Это опыт и и прямое следствие того, что "знание некоторых общих закономерностей избавляет от необходимости досконально знать частности".
Сразу подчеркну, что я не испытываю особых симпатий ни к какому из кандидатов. Тем не менее, просто из любви к искусству...
То, что на словах Обама достаточно осторожен, ни о чем не говорит - не им единым жив американский эстеблишмент. Ну а то, чем занимаются западные СМИ называется прямым провоцированием мятежа и его информационной поддержкой. Посмотрите SkyNews, CNN и других, тот же youtube - все, как один, встали на одну сторону, Мусави. Причем, если я раньше допускал, что Запад просто интересует заварушка в Персии, то теперь уверен, что есть прямая заинтересованность именно в Мусави, либо в тех, кто за ним стоит.

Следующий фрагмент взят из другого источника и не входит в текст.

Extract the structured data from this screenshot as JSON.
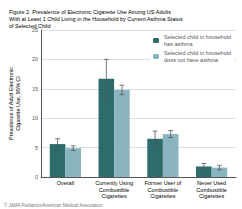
{
  "chart_data": {
    "type": "bar",
    "title": "Figure 2. Prevalence of Electronic Cigarette Use Among US Adults\nWith at Least 1 Child Living in the Household by Current Asthma Status\nof Selected Child",
    "categories": [
      "Overall",
      "Currently Using\nCombustible\nCigarettes",
      "Former User of\nCombustible\nCigarettes",
      "Never Used\nCombustible\nCigarettes"
    ],
    "series": [
      {
        "name": "Selected child in household\nhas asthma",
        "color": "#2e6b6b",
        "values": [
          5.6,
          16.7,
          6.5,
          1.8
        ],
        "errors": [
          0.9,
          3.3,
          1.3,
          0.5
        ]
      },
      {
        "name": "Selected child in household\ndoes not have asthma",
        "color": "#8ab5c0",
        "values": [
          4.9,
          14.8,
          7.3,
          1.6
        ],
        "errors": [
          0.4,
          0.8,
          0.6,
          0.4
        ]
      }
    ],
    "ylabel": "Prevalence of Adult Electronic\nCigarette Use, 95% CI",
    "ylim": [
      0,
      25
    ],
    "yticks": [
      0,
      5,
      10,
      15,
      20,
      25
    ],
    "grid": true,
    "legend": "upper right",
    "annotations": [
      "© JAMA Pediatrics/American Medical Association"
    ]
  }
}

я не вижу никакои параллели с Кишиневом{я,кстати только что оттуда}.Там горстка местных сатрапов с трудом балансируют у власти,опасаясь ее потерять от обьединения с Румынией,в то время,когда народ на 50$ в месяц живет.38% ВНП-переводы молдован из за границы-рекорд книги Гиннеса,между прочим.
я смотрю Индийское тв ,Корейское,Японское,ДУбай,Египет ,Абу Даби и Бангладеш-кругом показывают то,что Си ЕН ЕН и Би Би Си от зрителей неделю скрывали.на счет истаблишмента-понаблюдайте за тоном Вашингтон Пост и Нью Йорк Таймс-с приходом Обамы сразу засимпатизировали России. дело не в этом вообще:по сути проблемы-выборы прошли,результат показался неправдоподобен,прежде всего ,самим мыслящим иранцам.утверждать,что протесты организованы с Запада,тоже самое ,что уверовать,что рабочие Новочеркасска вышли на улицу,наслушавшись Голоса Америки.иранская полиция несколько дней бездействовала,повидимому не зная в какую сторону ветер подует,а теперь на улицах Басиджи и Стражи Революции стреляют по людям.у Ахмадинежада есть могущественные враги в лице богатых мулл и аятолл,не говоря уже о интеллигенции и бизнес элите.вот они и есть двигатели протеста за кулисами,а не западные спецслужбы.тем более,что собственно политическая платформа Мусави мало кому известна.факт,что если информация зажимается,а мирные протесты подавляются,то есть что скрывать.а Мусави сейчас рискует,если не жизнью,то своей свободой и здоровьем.ни о какой помощи с запада он и мечтать не может,так как ему сейчас реально угрожает арест.его,кстати,уже неделю на публике никто не видел
Добавлено спустя 22 минуты 5 секунд:Камаль,если вы полагаясь на мейнстрим,считаете,что Иран и США-антагонисты,а не союзники,то обратите внимание на некорые ''частности'' из недавней истории взаимоотношений этих государств.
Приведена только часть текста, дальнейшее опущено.